Open Access News

News from the open access movement


Saturday, January 06, 2007

OA as a remedy for narrow scientific orthodoxies

Alessandro Giuliani, Open Access as an antidote for the self-referential character of science, a presentation at Institutional archives for research : experiences and projects in Open Access, (Rome, November 30 - December 1, 2006).

Abstract:   If we are able to look beside the enthusiastic claims of a bright future and incredible success of nowadays science that fill the media, it is not difficult to recognize a deep crisis of current scientific thought. The production of innovative drugs experiences a dramatic fall since twenty years and we do not have any reliable basic principles to cope with complex problems on ecological scale. Moreover, the completion of human genome enterprise definitively falsified the premises from which that project was born: the so called molecular biology central dogma is untenable and, far to be the key to the unravelling of life mysteries, the genome project was a big lesson of humility for all of us.

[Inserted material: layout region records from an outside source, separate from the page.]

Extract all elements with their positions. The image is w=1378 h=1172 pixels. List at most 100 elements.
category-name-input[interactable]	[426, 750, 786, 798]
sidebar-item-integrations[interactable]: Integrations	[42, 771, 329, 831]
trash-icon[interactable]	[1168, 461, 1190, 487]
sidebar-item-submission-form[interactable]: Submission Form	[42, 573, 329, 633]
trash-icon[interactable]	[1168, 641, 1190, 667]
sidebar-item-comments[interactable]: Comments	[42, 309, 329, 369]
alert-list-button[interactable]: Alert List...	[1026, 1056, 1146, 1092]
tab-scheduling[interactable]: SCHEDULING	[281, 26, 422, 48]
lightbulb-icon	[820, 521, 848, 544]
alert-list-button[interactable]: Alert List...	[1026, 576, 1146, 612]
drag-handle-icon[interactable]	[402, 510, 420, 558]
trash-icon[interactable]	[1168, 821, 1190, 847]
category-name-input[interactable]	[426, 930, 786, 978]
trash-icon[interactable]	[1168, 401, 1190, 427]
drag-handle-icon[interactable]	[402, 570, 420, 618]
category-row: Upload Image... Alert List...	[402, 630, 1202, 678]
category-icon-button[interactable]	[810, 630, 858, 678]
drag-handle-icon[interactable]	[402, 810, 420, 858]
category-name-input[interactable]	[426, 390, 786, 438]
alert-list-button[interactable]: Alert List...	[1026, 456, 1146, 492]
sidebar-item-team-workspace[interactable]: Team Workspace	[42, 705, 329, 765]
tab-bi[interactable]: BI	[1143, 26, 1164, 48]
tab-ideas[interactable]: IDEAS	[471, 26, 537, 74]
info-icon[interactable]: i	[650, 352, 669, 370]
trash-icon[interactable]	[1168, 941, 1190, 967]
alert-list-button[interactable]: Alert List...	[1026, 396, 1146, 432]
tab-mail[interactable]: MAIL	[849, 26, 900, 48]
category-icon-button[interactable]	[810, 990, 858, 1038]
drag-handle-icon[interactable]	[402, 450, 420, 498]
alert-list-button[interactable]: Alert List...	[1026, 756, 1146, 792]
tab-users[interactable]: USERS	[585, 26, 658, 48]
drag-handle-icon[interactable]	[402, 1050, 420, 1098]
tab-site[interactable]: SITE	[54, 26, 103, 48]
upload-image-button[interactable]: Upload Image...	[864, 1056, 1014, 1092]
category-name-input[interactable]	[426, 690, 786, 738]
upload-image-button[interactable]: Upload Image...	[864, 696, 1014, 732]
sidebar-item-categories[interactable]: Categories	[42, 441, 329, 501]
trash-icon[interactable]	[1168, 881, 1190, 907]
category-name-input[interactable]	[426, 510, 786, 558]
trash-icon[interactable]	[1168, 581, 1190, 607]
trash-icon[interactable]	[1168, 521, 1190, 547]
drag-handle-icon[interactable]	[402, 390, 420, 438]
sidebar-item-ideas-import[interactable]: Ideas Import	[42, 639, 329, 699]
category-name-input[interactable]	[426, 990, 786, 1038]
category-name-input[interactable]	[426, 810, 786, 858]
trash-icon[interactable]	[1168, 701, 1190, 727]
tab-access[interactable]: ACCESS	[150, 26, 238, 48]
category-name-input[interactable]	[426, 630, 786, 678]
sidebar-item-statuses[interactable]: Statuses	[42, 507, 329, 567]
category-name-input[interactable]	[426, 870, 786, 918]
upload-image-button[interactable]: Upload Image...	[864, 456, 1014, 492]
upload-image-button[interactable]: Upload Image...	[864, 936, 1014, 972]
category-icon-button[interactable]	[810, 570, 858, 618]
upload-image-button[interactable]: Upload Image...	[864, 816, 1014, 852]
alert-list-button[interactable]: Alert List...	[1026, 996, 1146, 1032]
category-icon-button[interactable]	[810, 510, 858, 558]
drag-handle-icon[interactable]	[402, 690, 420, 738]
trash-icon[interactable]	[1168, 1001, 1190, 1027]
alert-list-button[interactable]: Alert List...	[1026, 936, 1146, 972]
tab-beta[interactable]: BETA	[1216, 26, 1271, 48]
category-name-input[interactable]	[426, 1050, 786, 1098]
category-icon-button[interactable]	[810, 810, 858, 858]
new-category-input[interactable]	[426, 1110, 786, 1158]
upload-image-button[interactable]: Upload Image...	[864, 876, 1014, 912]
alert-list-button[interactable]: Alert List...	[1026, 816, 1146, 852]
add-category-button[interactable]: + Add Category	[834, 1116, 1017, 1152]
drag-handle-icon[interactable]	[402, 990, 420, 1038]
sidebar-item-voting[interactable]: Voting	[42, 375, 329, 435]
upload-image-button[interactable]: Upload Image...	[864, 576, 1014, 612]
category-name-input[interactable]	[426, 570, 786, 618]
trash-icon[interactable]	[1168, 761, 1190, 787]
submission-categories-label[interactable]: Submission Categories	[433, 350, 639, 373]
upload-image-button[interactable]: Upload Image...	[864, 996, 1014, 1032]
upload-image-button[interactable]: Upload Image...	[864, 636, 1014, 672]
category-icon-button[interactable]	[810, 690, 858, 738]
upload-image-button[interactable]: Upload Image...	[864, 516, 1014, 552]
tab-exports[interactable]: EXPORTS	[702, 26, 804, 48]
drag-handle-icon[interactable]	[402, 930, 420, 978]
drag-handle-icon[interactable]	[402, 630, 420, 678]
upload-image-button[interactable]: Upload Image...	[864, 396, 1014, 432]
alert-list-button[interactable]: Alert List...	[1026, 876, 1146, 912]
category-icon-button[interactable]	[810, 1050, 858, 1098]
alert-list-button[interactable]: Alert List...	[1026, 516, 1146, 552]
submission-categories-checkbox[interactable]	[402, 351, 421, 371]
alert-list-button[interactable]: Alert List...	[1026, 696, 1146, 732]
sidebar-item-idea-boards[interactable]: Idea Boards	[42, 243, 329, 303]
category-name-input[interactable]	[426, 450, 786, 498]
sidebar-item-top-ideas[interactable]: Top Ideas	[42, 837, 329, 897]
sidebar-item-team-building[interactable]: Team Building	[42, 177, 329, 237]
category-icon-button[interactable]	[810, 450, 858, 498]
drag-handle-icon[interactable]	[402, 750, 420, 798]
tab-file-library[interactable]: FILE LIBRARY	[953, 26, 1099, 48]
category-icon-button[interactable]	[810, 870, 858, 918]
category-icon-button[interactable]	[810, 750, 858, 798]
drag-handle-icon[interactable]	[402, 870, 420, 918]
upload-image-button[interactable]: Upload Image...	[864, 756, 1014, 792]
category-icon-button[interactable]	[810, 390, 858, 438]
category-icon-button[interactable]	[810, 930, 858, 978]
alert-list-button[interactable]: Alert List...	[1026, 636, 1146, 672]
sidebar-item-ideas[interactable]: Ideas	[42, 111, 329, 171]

Given these premises, an increasing number of scientists all over the world is involved in a deep re-thinking of the very bases of our scientific knowledge. This re-thinking has many facets, here I would like to discuss about an evident pathology of science with respect to other human activities: its increasing self-referential character that poses strong constraints to its innovative power. Basically only scientists of a specific field can judge about the merit of the work of other scientists of the same (or very related) fields. This gives rise to very self-referential cliques constraining science investigation into a very narrow "orthodoxy" with no room for real innovation.

Expanding the basis of the readers of scientific works by means of Open Access policies could be of help to try and face this evident limitation.